Scalable Job Scheduler at project44

Published in

project44 TechBlog

5 min readApr 4, 2023

At project44, we use a lot of cron jobs. They are often used for polling 3rd party APIs to fetch data for shipments, recalculate things such as ETAs, or check to see if expected data never arrived. Previously, we used Quartz Framework but found that it struggled to scale.

Quartz is a great framework running arbitrary Cron or 1-time jobs because it guarantees that the execution starts on time and tracks execution failures. It relies on a few database tables to keep track of jobs and their state. The biggest issue for scaling is that it requires a lock on the table to acquire new jobs to run. This is especially problematic with a large number of jobs with relatively short execution times.

The jobs that project44 runs are less sensitive to execution failures since they are often polling jobs which, if they fail, will simply be re-triggered a few minutes later and pick up whatever they missed. Additionally, the timing is flexible; they need to run every N-minutes rather than at a specific minute of each hour.

System Requirements

Able to trigger execution of a job every N minutes
Support for a variety of intervals (1, 2, 5, 10, 15 min, 1hr, 6hr, 24hr)
Eliminate job creation as a point of failure during synchronous flows
Able to smooth out bursts of jobs

Load Testing:

In production, this service creates/updates/deletes 600+ jobs every minute and triggers well beyond 15k jobs per minute but it has been load tested well beyond these numbers. The values measured during load testing were:

CrUD operations: 10k / minute
Jobs triggered: 288k / minute
Load testing hardware: Postgres: 1 core, 6 GB RAM box. Service: 3 nodes
* note that the scheduler is triggering the jobs by sending Kafka messages, downstream services actually execute these jobs.

System Architecture

Systems create/update/delete jobs via Kafka. The job id, interval, and output topic are specified by the owning service.
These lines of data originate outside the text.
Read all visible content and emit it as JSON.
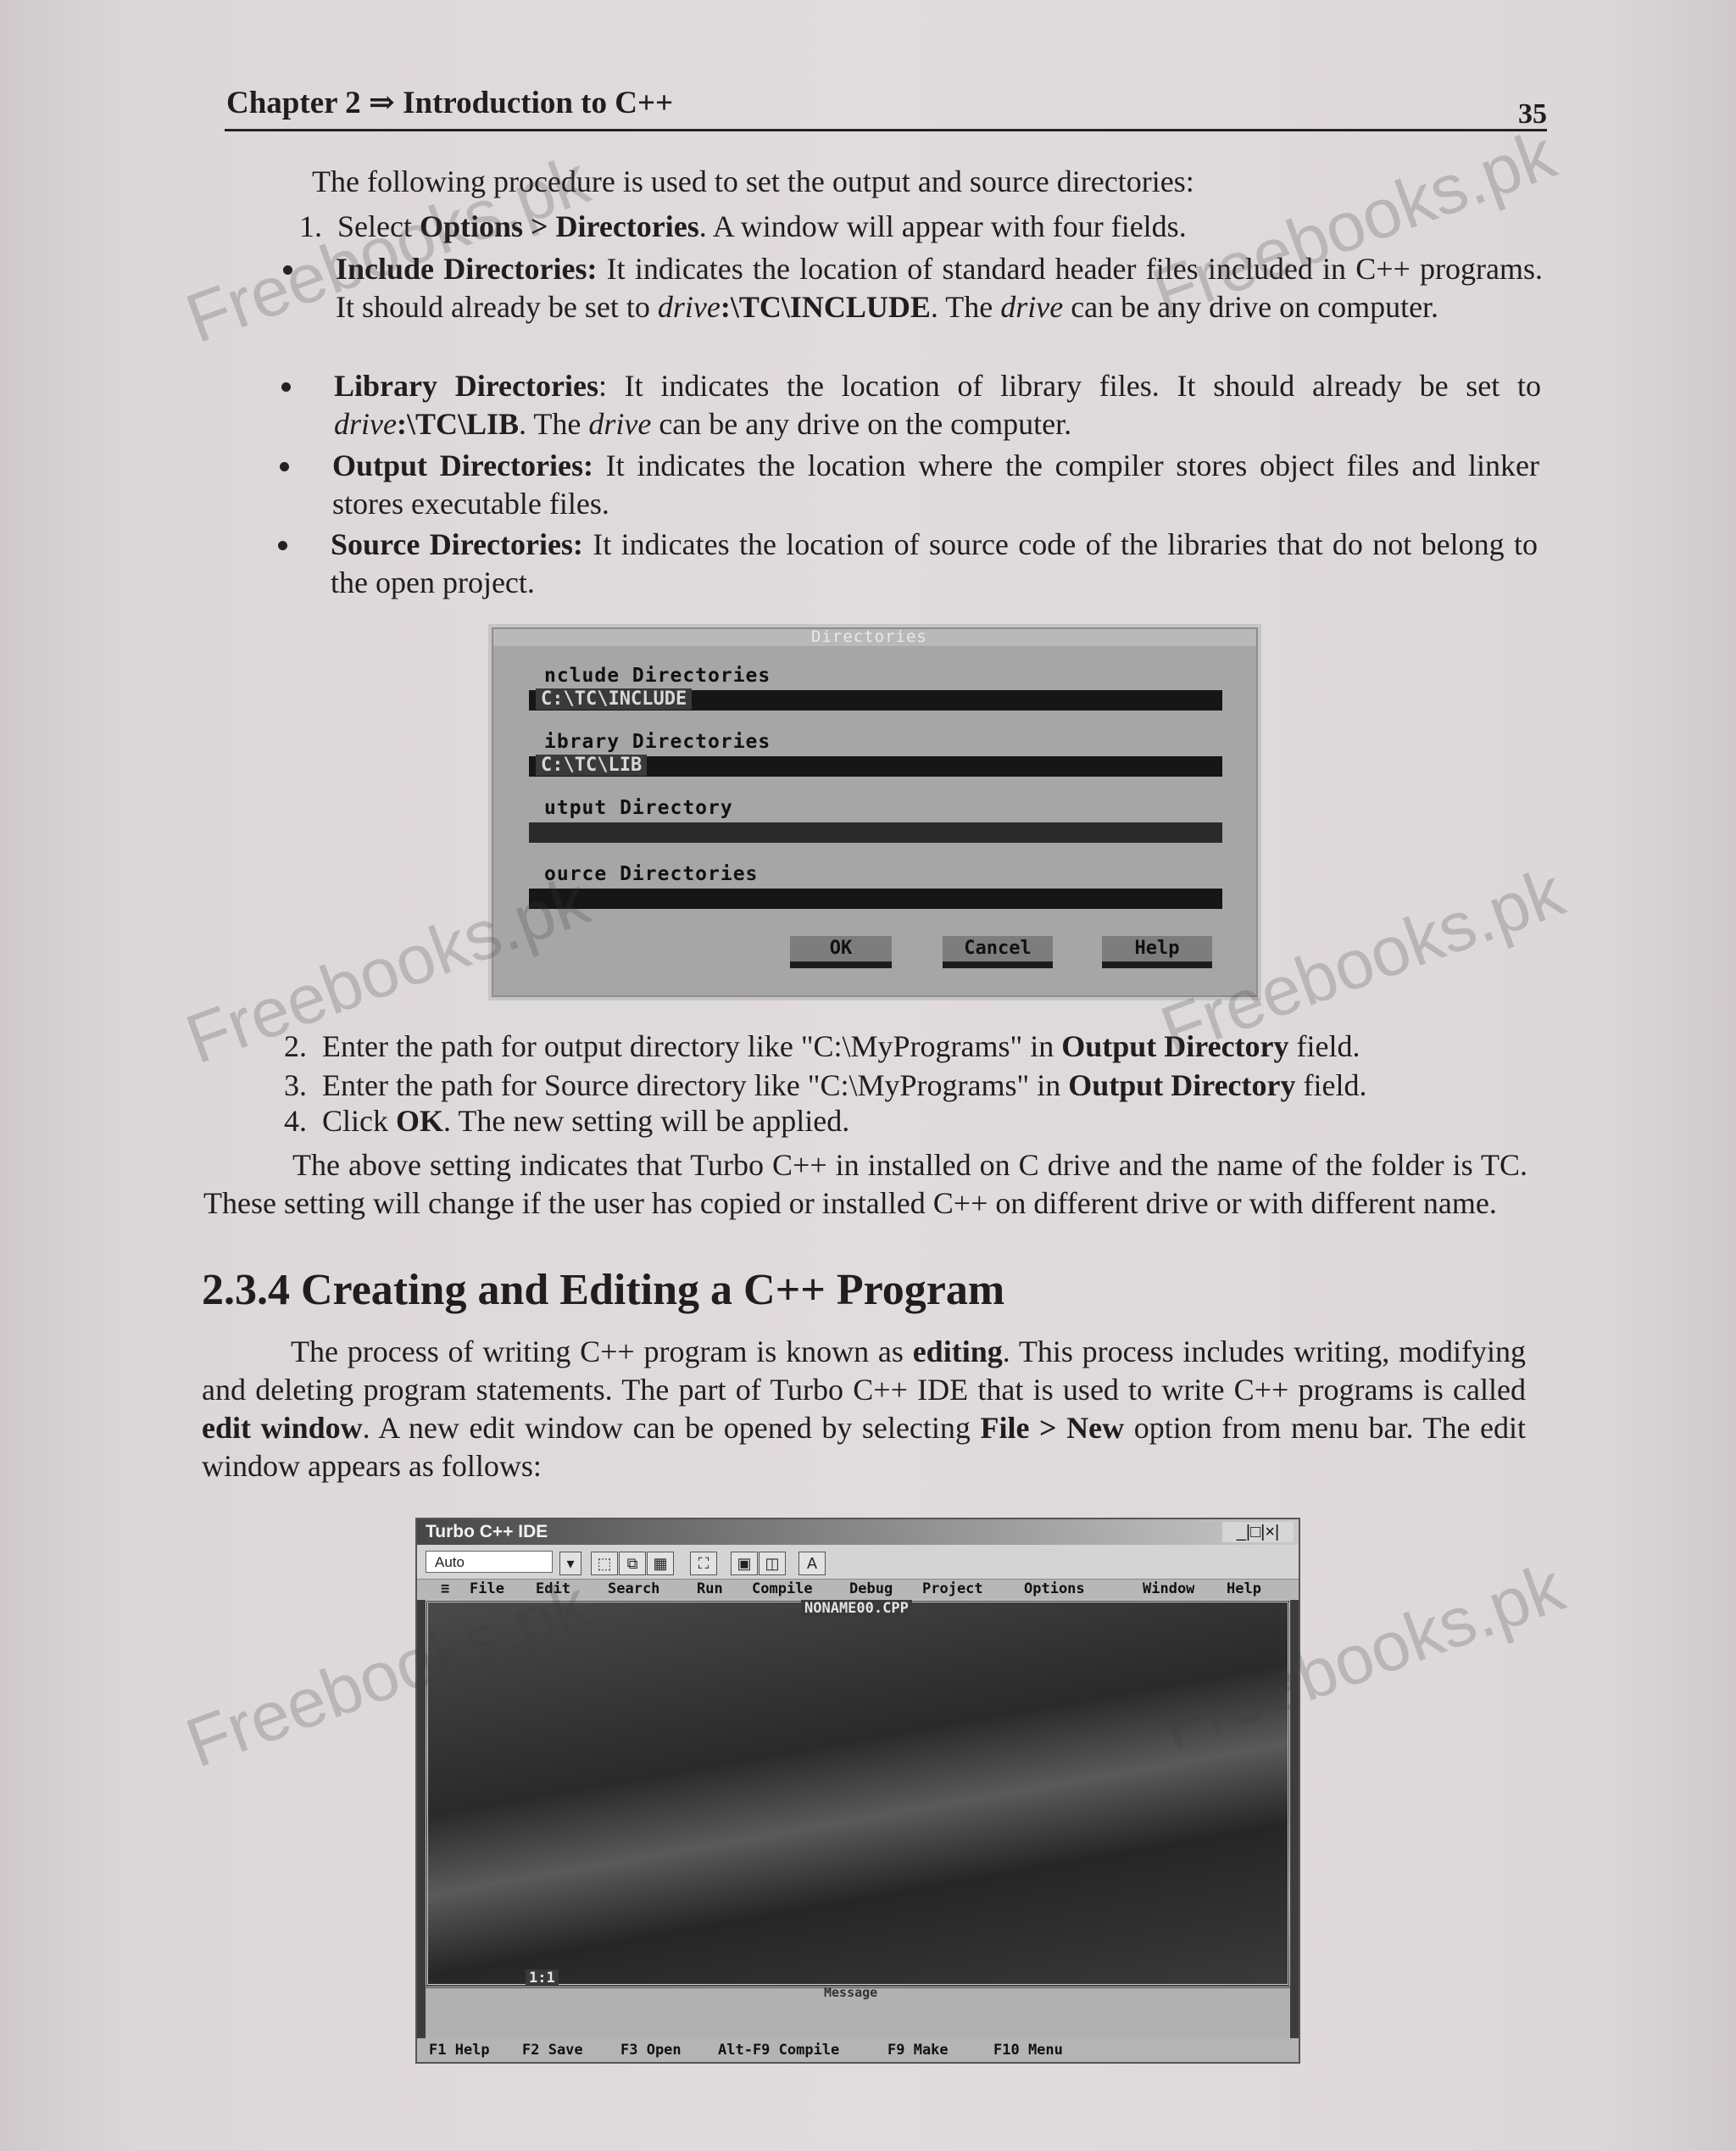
{
  "header": {
    "chapter_title": "Chapter 2 ⇒ Introduction to C++",
    "page_number": "35"
  },
  "intro": "The following procedure is used to set the output and source directories:",
  "steps": [
    {
      "num": "1.",
      "prefix": "Select ",
      "bold": "Options > Directories",
      "suffix": ". A window will appear with four fields."
    },
    {
      "num": "2.",
      "prefix": "Enter the path for output directory like \"C:\\MyPrograms\" in ",
      "bold": "Output Directory",
      "suffix": " field."
    },
    {
      "num": "3.",
      "prefix": "Enter the path for Source directory like \"C:\\MyPrograms\" in ",
      "bold": "Output Directory",
      "suffix": " field."
    },
    {
      "num": "4.",
      "prefix": "Click ",
      "bold": "OK",
      "suffix": ". The new setting will be applied."
    }
  ],
  "bullets": [
    {
      "term": "Include Directories:",
      "text1": " It indicates the location of standard header files included in C++ programs. It should already be set to ",
      "em": "drive",
      "text2": ":\\TC\\INCLUDE",
      "text3": ". The ",
      "em2": "drive",
      "text4": " can be any drive on computer."
    },
    {
      "term": "Library Directories",
      "text1": ": It indicates the location of library files. It should already be set to ",
      "em": "drive",
      "text2": ":\\TC\\LIB",
      "text3": ". The ",
      "em2": "drive",
      "text4": " can be any drive on the computer."
    },
    {
      "term": "Output Directories:",
      "text1": " It indicates the location where the compiler stores object files and linker stores executable files."
    },
    {
      "term": "Source Directories:",
      "text1": " It indicates the location of source code of the libraries that do not belong to the open project."
    }
  ],
  "directories_dialog": {
    "title": "Directories",
    "fields": [
      {
        "label": "nclude Directories",
        "value": "C:\\TC\\INCLUDE"
      },
      {
        "label": "ibrary Directories",
        "value": "C:\\TC\\LIB"
      },
      {
        "label": "utput Directory",
        "value": ""
      },
      {
        "label": "ource Directories",
        "value": ""
      }
    ],
    "buttons": {
      "ok": "OK",
      "cancel": "Cancel",
      "help": "Help"
    }
  },
  "para_setting": "The above setting indicates that Turbo C++ in installed on C drive and the name of the folder is TC. These setting will change if the user has copied or installed C++ on different drive or with different name.",
  "section_title": "2.3.4 Creating and Editing a C++ Program",
  "para_edit": {
    "t1": "The process of writing C++ program is known as ",
    "b1": "editing",
    "t2": ". This process includes writing, modifying and deleting program statements. The part of Turbo C++ IDE that is used to write C++ programs is called ",
    "b2": "edit window",
    "t3": ". A new edit window can be opened by selecting ",
    "b3": "File > New",
    "t4": " option from menu bar. The edit window appears as follows:"
  },
  "ide": {
    "window_title": "Turbo C++ IDE",
    "window_controls": "_|□|×|",
    "font_select": "Auto",
    "toolbar_letter": "A",
    "menu": [
      "≡",
      "File",
      "Edit",
      "Search",
      "Run",
      "Compile",
      "Debug",
      "Project",
      "Options",
      "Window",
      "Help"
    ],
    "file_name": "NONAME00.CPP",
    "cursor_pos": "1:1",
    "message_title": "Message",
    "status": [
      "F1 Help",
      "F2 Save",
      "F3 Open",
      "Alt-F9 Compile",
      "F9 Make",
      "F10 Menu"
    ]
  },
  "watermark": "Freebooks.pk"
}
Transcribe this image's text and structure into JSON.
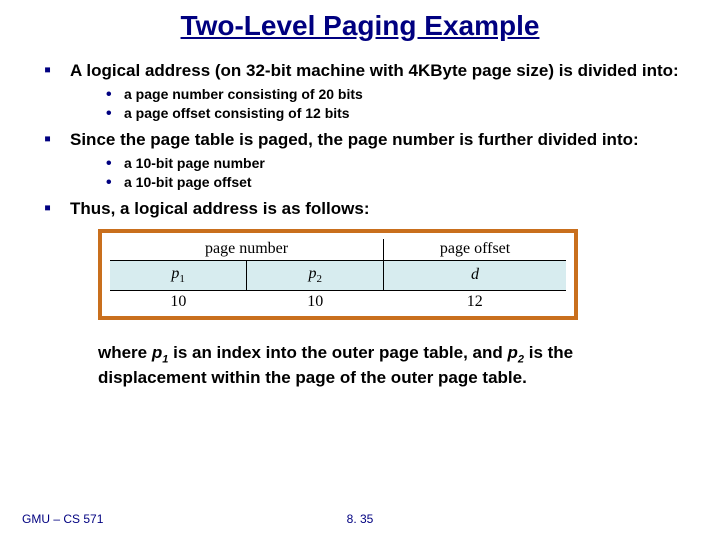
{
  "title": "Two-Level Paging Example",
  "bullets": {
    "b1": "A logical address (on 32-bit machine with 4KByte page size) is divided into:",
    "b1a": "a page number consisting of 20 bits",
    "b1b": "a page offset consisting of 12 bits",
    "b2": "Since the page table is paged, the page number is further divided into:",
    "b2a": "a 10-bit page number",
    "b2b": "a 10-bit page offset",
    "b3": "Thus, a logical address is as follows:"
  },
  "diagram": {
    "hdr_pn": "page number",
    "hdr_po": "page offset",
    "p1": "p",
    "p1_sub": "1",
    "p2": "p",
    "p2_sub": "2",
    "d": "d",
    "bits_p1": "10",
    "bits_p2": "10",
    "bits_d": "12"
  },
  "caption_pre": "where ",
  "caption_p1": "p",
  "caption_p1_sub": "1",
  "caption_mid1": " is an index into the outer page table, and ",
  "caption_p2": "p",
  "caption_p2_sub": "2",
  "caption_mid2": " is the displacement within the page of the outer page table.",
  "footer_left": "GMU – CS 571",
  "footer_center": "8. 35"
}
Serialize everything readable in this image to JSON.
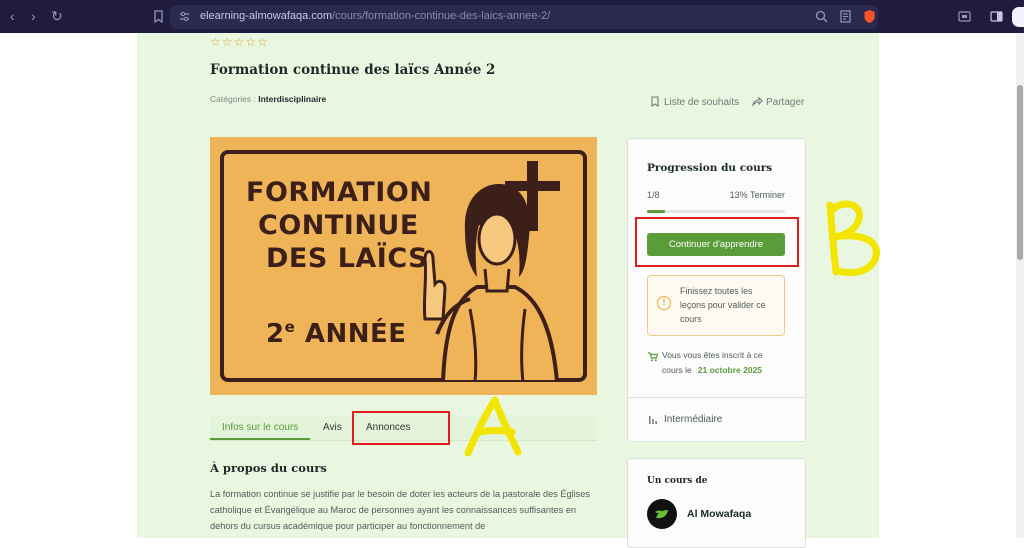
{
  "browser": {
    "url_domain": "elearning-almowafaqa.com",
    "url_path": "/cours/formation-continue-des-laics-annee-2/"
  },
  "course": {
    "stars": "☆☆☆☆☆",
    "title": "Formation continue des laïcs Année 2",
    "category_label": "Catégories :",
    "category_value": "Interdisciplinaire",
    "wishlist_label": "Liste de souhaits",
    "share_label": "Partager"
  },
  "thumbnail": {
    "line1": "FORMATION",
    "line2": "CONTINUE",
    "line3": "DES LAÏCS",
    "year_num": "2",
    "year_sup": "e",
    "year_word": "ANNÉE"
  },
  "tabs": [
    {
      "label": "Infos sur le cours",
      "active": true
    },
    {
      "label": "Avis",
      "active": false
    },
    {
      "label": "Annonces",
      "active": false
    }
  ],
  "about": {
    "heading": "À propos du cours",
    "text": "La formation continue se justifie par le besoin de doter les acteurs de la pastorale des Églises catholique et Évangélique au Maroc de personnes ayant les connaissances suffisantes en dehors du cursus académique pour participer au fonctionnement de"
  },
  "progress_card": {
    "heading": "Progression du cours",
    "count": "1/8",
    "percent_text": "13% Terminer",
    "progress_fraction": 0.13,
    "continue_button": "Continuer d'apprendre",
    "warning_text": "Finissez toutes les leçons pour valider ce cours",
    "enrolled_line1": "Vous vous êtes inscrit à ce",
    "enrolled_line2": "cours le",
    "enrolled_date": "21 octobre 2025",
    "level": "Intermédiaire"
  },
  "author_card": {
    "heading": "Un cours de",
    "name": "Al Mowafaqa"
  },
  "annotations": {
    "label_a": "A",
    "label_b": "B",
    "highlight_color": "#e01e1e",
    "marker_color": "#f2e600"
  },
  "colors": {
    "accent": "#5a9c3a",
    "page_background": "#e9f7e1",
    "thumbnail_background": "#f0b458"
  }
}
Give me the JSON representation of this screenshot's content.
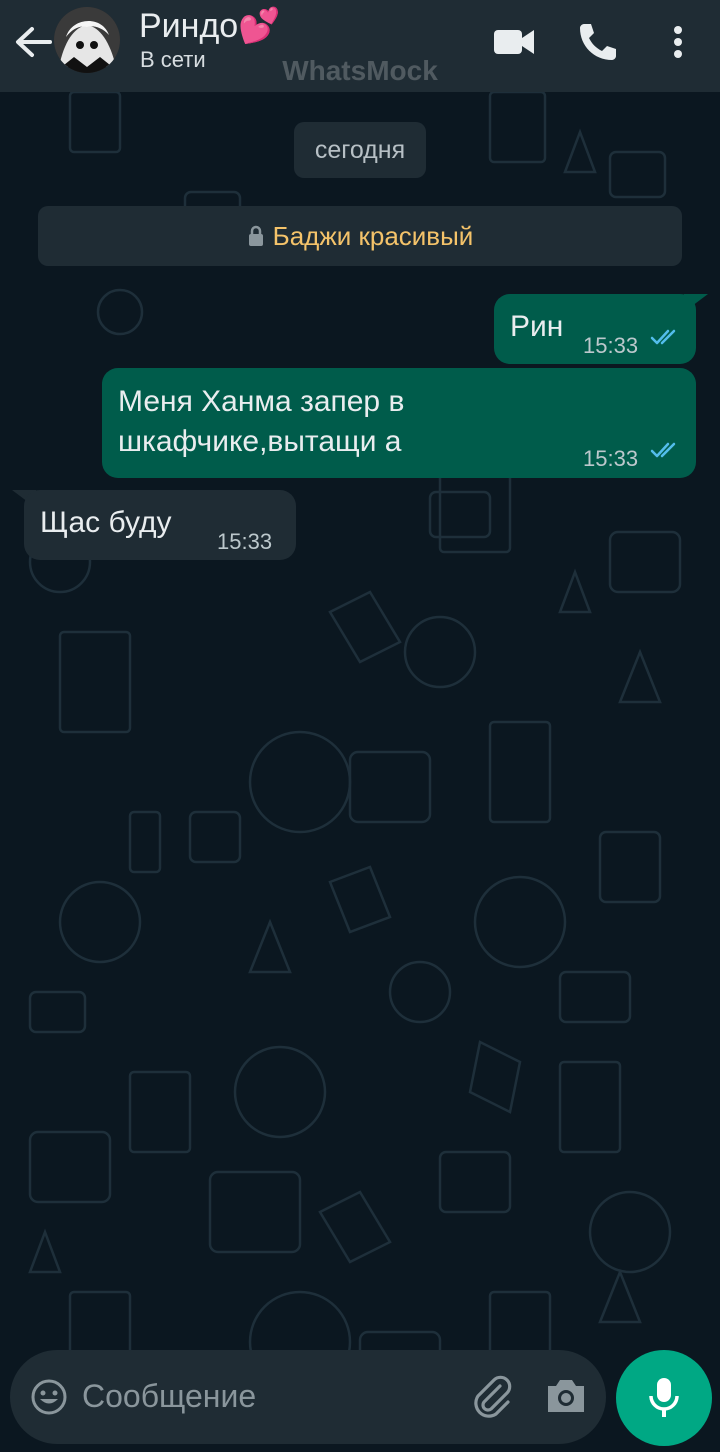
{
  "header": {
    "contact_name": "Риндо💕",
    "status": "В сети",
    "watermark": "WhatsMock"
  },
  "chat": {
    "date_label": "сегодня",
    "notice": "Баджи красивый",
    "messages": [
      {
        "direction": "out",
        "text": "Рин",
        "time": "15:33",
        "status": "read"
      },
      {
        "direction": "out",
        "text_lines": [
          "Меня Ханма запер в",
          "шкафчике,вытащи а"
        ],
        "time": "15:33",
        "status": "read"
      },
      {
        "direction": "in",
        "text": "Щас буду",
        "time": "15:33"
      }
    ]
  },
  "composer": {
    "placeholder": "Сообщение"
  },
  "colors": {
    "header_bg": "#1f2c34",
    "chat_bg": "#0b1720",
    "outgoing_bubble": "#005c4b",
    "incoming_bubble": "#1f2c34",
    "accent": "#00a884",
    "read_ticks": "#53bdeb",
    "notice_text": "#f4c36a"
  },
  "icons": [
    "back-arrow-icon",
    "video-call-icon",
    "phone-icon",
    "more-vert-icon",
    "lock-icon",
    "double-check-icon",
    "emoji-icon",
    "attach-icon",
    "camera-icon",
    "mic-icon"
  ]
}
Any information that will be required to execute the job is stored within the job details.
CRUD operations are consumed and persisted. Jobs are assigned an offset within their interval and a random shard number.
Every half second, the job scheduler uses Quartz to triggers 1 of 120 shards to execute.
The scheduler queries the database for all jobs which need to be triggered during this minute (usually a few hundred per shard) and writes a message to the appropriate Kafka topic for each job.
The service which wanted the job consumes the Kafka topic and executes any code necessary for each job triggering message.
When the job is no longer needed, the owning service sends a delete command to Kafka

Job Object

{
 "id": "", // String. Globally unique id for this job
 "startDateTime": "", // Optional. Allows you to schedule a job to start in the future
 "executionInterval": "EVERY_15_MINUTES", // Frequency of how often the job should trigger
 "topic": "" // Indicates which Kafka topic the message should be sent in order to trigger the job
 "jobDetails":{
  // Freeform data for triggering the job
  // Add whatever fields you need
 }
}

Making it scale

Selecting jobs to trigger

The secret to making this system scale is be not running any arbitrary Cron expression. Instead the system limits clients to a few select intervals. The example below shows 1, 5, 15, 60 minute, and 24 hr jobs but we support a few additional intervals. The scheduler runs a single Postgres query to find all jobs that need to be triggered. A few simple B-Tree indexes on the Postgres table do all of the heavy lifting to find jobs and the Postgres query planner handles doing BitMap AND and OR operations between these indexes.

Sharding

Sharding helps the service in 3 ways, it lets us run multiple scheduler nodes, it reduces the number of records returned from each SQL query, and it helps to smooth out job execution across each minute. A single Quartz job is used to triggering each shard. The jobs are staggered every 1/2 second to smooth out the load on the system (instead of large bursts once per minute). If additional scaling is needed, more shards can be created and spaced out at 1/3 second, 1/4 second, or even smaller increments.

Reads vs Writes

When triggering a job, a single read query can select hundreds of jobs which need to be triggered. By not keeping track of state or having any time columns such as nextTriggerTime, the service does not have to make any writes when the jobs are triggered. The only writes are when the job is created, updated (such as changing the interval), and deleted. In practice this means about 4% of the overall operations are writes while 96% are reads.

Database Structure

The database primarily uses a single table which stores all active jobs that need to be triggered. Jobs are hard-deleted when they end. Below shows an example of the query used by a scheduler firing for shard 65 at a time of 13:37:**. Note that the offset values have been calculated by taking the UTC epoch minute and doing a modulus by the desired interval. The color coded columns and query fragments indicate the indexes used to find those records. The 2 bolded records are the only jobs which should be returned by this query.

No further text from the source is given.